Le CETA contient des règlementations visant à prévenir un « treaty shopping » (potentiellement illégitime) des entreprises américaines. Si des entreprises américaines voulaient faire usage du CETA pour augmenter leur accès au marché européen, celles-ci seraient de toute façon tenues aux obligations du CETA, ainsi qu’aux obligations habituelles d’accès au marché européen. Le retrait des États-Unis de l’Accord de Paris sur le climat n’y change rien.

In de verklaring van het Koninkrijk België betreffende de voorwaarden wat betreft de volledige bevoegdheid van de Federale Staat en de deelentiteiten om CETA te ondertekenen stelt België inderdaad dat het Europees Hof van Justitie om een advies zal verzocht worden over de verenigbaarheid van het Investment Court System (ICS) met de Europese Verdragen, met name in het licht van advies februari 2015.

Op mijn voorstel heeft het Overlegcomité van 6 september 2017 een akkoord bereikt over de uitwerking van de Belgische adviesvraag aan het Hof van Justitie. Op basis van dit akkoord heb ik op 7 september 2017 de adviesvraag in naam van het Koninkrijk België bij het Hof ingediend. In een volgende fase zal het Hof nu alle EU-lidstaten uitnodigen om hun schriftelijke observaties over te maken, waarna mondelinge hoorzittingen zullen georganiseerd worden bij het Hof.
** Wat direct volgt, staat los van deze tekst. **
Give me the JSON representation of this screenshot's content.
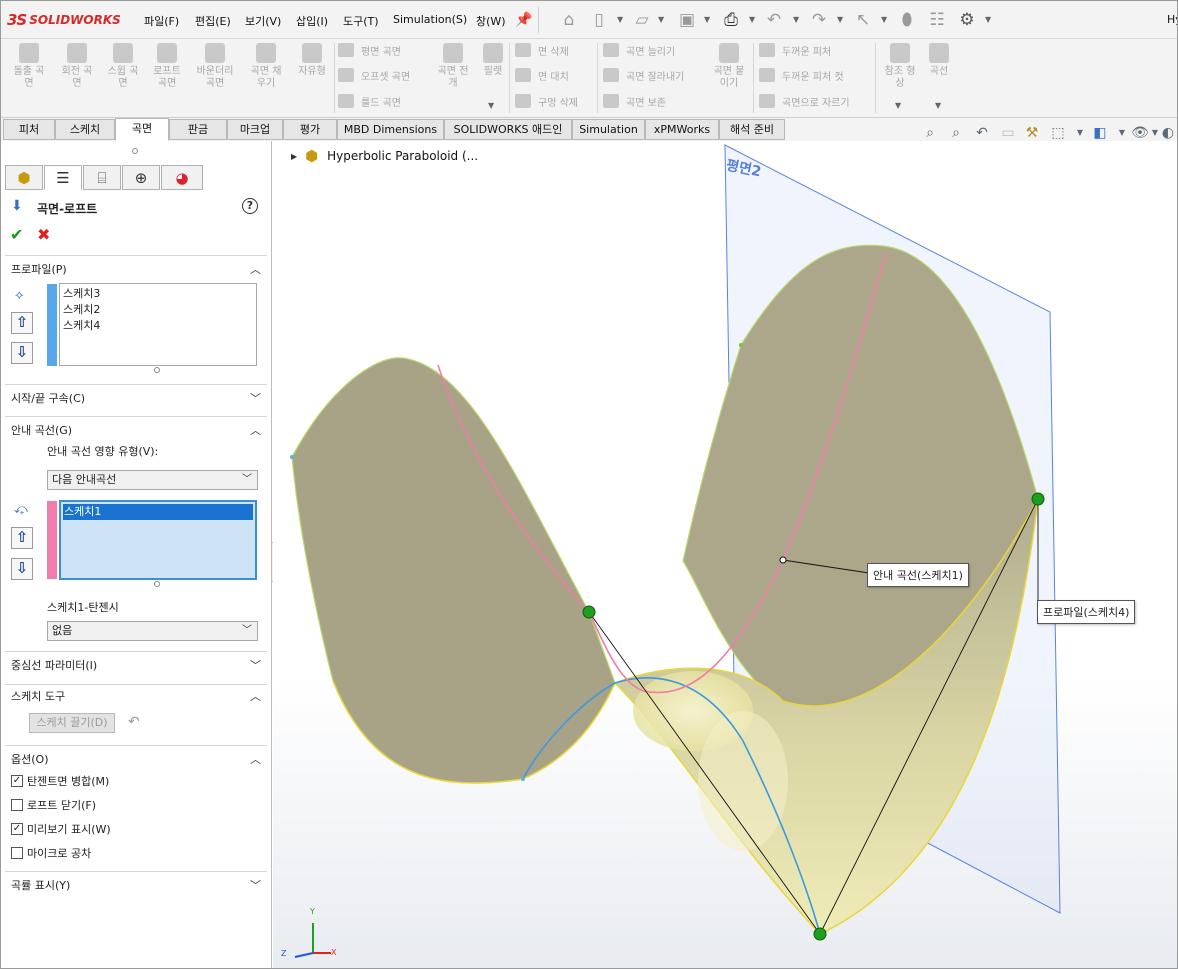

Vandaag is het onze verwachting dat het Hof haar advies zal verlenen in de eerste helft van 2019.

De federale Ministerraad keurde op 2 juni 2017 reeds het voorontwerp van wet goed ter instemming met CETA. Momenteel is bijgevolg enkel nog een advies door de Raad van State vereist teneinde dit ratificatiedossier aan het Federaal Parlement over te kunnen maken. Uiteraard blijft iedere deelstaat ondertussen bevoegd voor de afhandeling van haar eigen ratificatieprocedure.

CETA bevat regelgeving teneinde een (mogelijkerwijze ongerechtvaardigde) « treaty shopping » door Amerikaanse bedrijven te voorkomen. Voor zover Amerikaanse bedrijven wel van CETA gebruik zouden kunnen maken teneinde hun markttoegang tot de Europese Unie (EU) te vergroten zijn zij echter aan de verplichtingen van CETA onderworpen, alsmede aan de gebruikelijke verplichtingen voor toegang tot de Europese markt. De terugtrekking van de Verenigde Staten (VS) uit het klimaatakkoord van Parijs heeft hier niets aan veranderd.